How much will one of the most important Bugatti cars ever made sell for? And what about the Gullwing, the Aston, the Ferraris...
The first ever Bugatti Type 55 is to be auctioned at Gooding and Company’s sale at the Scottsdale auctions, held in Arizona, USA, on 19-20 January 2018.
The model is one of the most desirable pre-war sports cars produced. Using the same chassis as the Type 47 Grand Prix car and the 16-cylinder Type 45, the Type 55 used a DOHC supercharged straight-eight producing 130bhp.
Originally shown at the 1931 Paris Auto show, this car spent 40 years in the collection of noted Bugatti expert Dr Peter Williamson (it's said to have been his favourite Bugatti for road use). Restored in 2012, it retains several unique features not seen on later production examples of the T55, including the extra louvres cut into the top of the hood (bonnet). Not only does the car retain its original engine and chassis, but it won the French Cup at the Pebble Beach Concours d’Elegance following its restoration. Estimate is $4,000,000-5,000,000.
If firsts aren’t your thing, Gooding and Co will also be auctioning one of the final 100 Mercedes-Benz 300SL Roadsters at the same sale. Finished in its original Weissgrau with black leather, it uses the later, lighter engine with 50kg shed for better weight distribution. These alloy-block cars, the last 269 built, were also the only 300SL Roadsters to have four-wheel disc brakes. The 1963 car is estimated to fetch $1,600,000 to $1,800,000.

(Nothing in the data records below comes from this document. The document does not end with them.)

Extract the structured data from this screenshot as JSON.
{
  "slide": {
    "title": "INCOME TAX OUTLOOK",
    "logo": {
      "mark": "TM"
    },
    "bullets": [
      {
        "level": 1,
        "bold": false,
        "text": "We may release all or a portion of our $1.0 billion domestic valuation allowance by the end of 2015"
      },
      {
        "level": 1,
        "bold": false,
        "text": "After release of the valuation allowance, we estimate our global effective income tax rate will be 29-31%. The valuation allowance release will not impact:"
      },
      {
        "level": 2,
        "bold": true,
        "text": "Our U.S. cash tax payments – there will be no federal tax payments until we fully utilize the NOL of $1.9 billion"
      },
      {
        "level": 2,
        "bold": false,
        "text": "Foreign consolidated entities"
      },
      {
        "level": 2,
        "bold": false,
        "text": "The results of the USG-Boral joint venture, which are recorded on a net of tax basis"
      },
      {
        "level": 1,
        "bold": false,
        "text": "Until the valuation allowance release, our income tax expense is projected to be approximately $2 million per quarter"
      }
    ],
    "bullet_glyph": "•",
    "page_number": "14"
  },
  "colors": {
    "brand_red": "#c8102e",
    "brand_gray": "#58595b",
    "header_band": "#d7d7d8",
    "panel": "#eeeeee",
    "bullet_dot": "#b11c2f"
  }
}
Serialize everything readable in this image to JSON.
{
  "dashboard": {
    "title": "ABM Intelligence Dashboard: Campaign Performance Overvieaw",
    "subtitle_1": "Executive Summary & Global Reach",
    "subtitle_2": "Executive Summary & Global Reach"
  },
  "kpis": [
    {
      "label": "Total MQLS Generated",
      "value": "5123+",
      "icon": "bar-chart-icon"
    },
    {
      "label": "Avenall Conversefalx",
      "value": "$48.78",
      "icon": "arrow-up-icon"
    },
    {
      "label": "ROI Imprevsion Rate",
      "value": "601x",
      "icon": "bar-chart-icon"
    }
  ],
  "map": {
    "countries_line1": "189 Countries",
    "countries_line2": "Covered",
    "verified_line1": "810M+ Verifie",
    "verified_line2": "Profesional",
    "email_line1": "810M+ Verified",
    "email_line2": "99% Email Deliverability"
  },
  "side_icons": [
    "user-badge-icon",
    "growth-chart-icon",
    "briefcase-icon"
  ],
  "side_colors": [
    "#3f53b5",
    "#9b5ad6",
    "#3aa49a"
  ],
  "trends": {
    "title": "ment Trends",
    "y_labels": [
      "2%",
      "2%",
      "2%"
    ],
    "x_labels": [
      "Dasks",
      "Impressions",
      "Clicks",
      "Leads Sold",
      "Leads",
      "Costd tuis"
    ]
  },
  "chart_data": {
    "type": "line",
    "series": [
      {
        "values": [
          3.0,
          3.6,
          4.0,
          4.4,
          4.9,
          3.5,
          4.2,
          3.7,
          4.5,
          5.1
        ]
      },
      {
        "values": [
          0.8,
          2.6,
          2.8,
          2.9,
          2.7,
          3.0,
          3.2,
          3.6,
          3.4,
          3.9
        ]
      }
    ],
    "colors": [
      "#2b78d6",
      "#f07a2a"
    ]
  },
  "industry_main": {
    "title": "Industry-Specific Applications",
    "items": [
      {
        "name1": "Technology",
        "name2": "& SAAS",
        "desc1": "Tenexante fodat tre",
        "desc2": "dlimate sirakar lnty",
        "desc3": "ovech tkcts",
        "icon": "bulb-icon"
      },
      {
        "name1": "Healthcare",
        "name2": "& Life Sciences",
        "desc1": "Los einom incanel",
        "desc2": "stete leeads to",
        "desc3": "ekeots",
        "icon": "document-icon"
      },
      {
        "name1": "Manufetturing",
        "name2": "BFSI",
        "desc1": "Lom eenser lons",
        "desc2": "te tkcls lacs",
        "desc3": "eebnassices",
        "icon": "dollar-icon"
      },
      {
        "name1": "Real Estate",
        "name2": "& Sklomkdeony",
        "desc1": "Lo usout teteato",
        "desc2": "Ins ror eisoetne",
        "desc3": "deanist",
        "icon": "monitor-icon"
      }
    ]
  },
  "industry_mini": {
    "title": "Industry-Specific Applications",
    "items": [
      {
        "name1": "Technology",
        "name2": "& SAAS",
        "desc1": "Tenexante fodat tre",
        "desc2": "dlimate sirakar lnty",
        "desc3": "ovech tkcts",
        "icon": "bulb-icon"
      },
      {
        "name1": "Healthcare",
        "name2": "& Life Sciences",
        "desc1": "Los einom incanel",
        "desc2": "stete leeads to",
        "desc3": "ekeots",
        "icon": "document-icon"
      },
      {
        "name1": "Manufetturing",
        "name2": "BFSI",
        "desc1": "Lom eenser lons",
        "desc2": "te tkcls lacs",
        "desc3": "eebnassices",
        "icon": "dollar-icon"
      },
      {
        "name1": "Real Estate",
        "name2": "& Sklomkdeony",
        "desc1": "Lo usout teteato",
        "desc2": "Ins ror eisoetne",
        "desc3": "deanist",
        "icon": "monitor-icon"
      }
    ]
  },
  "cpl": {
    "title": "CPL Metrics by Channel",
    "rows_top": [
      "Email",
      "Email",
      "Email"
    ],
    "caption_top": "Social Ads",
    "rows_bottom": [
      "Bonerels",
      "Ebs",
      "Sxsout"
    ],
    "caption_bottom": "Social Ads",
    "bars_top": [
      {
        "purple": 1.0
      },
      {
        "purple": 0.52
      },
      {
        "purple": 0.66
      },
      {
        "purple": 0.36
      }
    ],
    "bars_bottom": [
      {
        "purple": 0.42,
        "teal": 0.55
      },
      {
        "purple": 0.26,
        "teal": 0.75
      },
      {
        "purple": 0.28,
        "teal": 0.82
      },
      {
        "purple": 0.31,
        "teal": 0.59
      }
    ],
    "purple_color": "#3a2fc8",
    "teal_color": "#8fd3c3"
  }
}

Those working to a six-figure budget may be interested in an outstanding example of the original James Bond Aston Martin; the DB MkIII. The Drophead Coupé, one of just 84, is estimated to sell for $650,000-$750,000. It is one of 14 left-hand drive Dropheads to feature the triple-carburettor DBD engine, and has spent over 30 years in a private collection. With four owners from new, it comes complete with restoration and maintenance records by marque expert Kevin Kay.
Other cars include a 1953 Ferrari 212 Europa Coupe (estimate: $900,000–$1,300,000)...
...and a 1967 Ferrari 330 GTS ($2,000,000–$2,400,000).
A full list of available vehicles will be published on the Gooding and Co website. Vehicles are still being consigned – we'll update you as more come along.